SEKTÖRLERİN KADERİNİ İNSANLIĞIN GELECEĞİ BELİRLEYECEK
Gönüllülük esasıyla alınan bu karar hakkında kendi duyarlılıkları ve geleceğe yönelik taşıdıkları kaygıları Paris Anlaşmasına atıfta bulunarak bildiren bir açıklamaları olduğunu ifade eden Yılmaz, "Öncelikli olarak kömürün seçilmesinde halen yaygın olarak enerji üretiminde kullanılması, atmosfere salınan sera gazlarının büyük bir bölümünü oluşturması, petrol için günümüzde böyle bir kararın halen alınamayacak olmasının belirleyici olduğu kanaatindeyim" dedi.

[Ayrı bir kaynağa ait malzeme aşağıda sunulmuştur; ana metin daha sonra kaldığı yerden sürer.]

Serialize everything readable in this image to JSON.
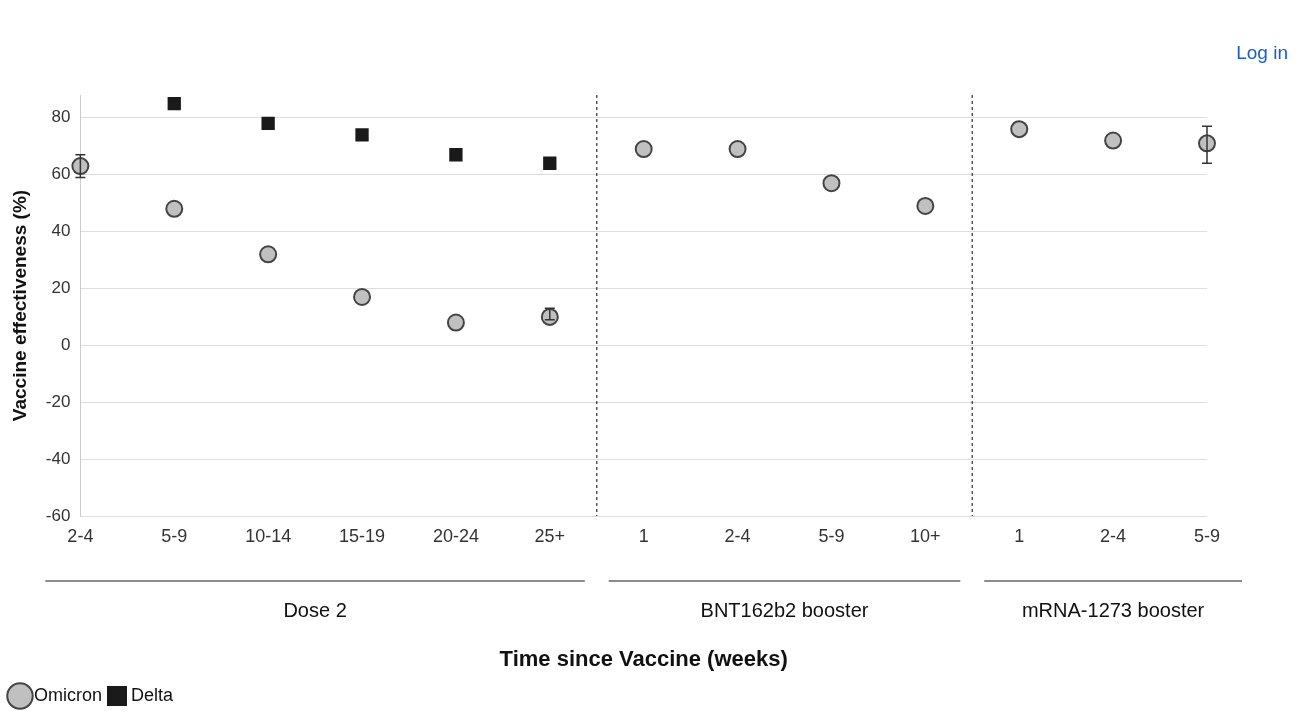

"Günümüzde kullandığımız fosil yakıt kullanım yoğunluğunun devam etmesi halinde gelecekte çok daha ileri seviyelere ulaşacak olan çevre kirliliği, aşırı hava koşulları, habitatların yok olması, çölleşme, kıtlık ve büyük kitlesel göçler çok farklı bilimsel araştırmalarda öngörülmektedir" ifadelerini kullanan Yılmaz, "Böylesi kaygıların olduğu bir ortamda insanlığın geleceğinin tüm sektörlerin gelecekteki varlığını belirleyecek olması da önemli bir etkendir. Yani sürdürülebilir bir kalkınmanın önündeki engellerin kaldırılması gerekliliğinin bir getirisidir bu karar. Sürdürülebilir bir kalkınma için ekonomik, çevresel ve sosyal olmak üzere üç farklı alanda sürdürülebilirliği sağlamak gerekir. Yani kömüre sağlanan finansmandan vazgeçilmesi ise bu üç aşamaya katkı sağlamaktadır" şeklinde açıklamada bulundu.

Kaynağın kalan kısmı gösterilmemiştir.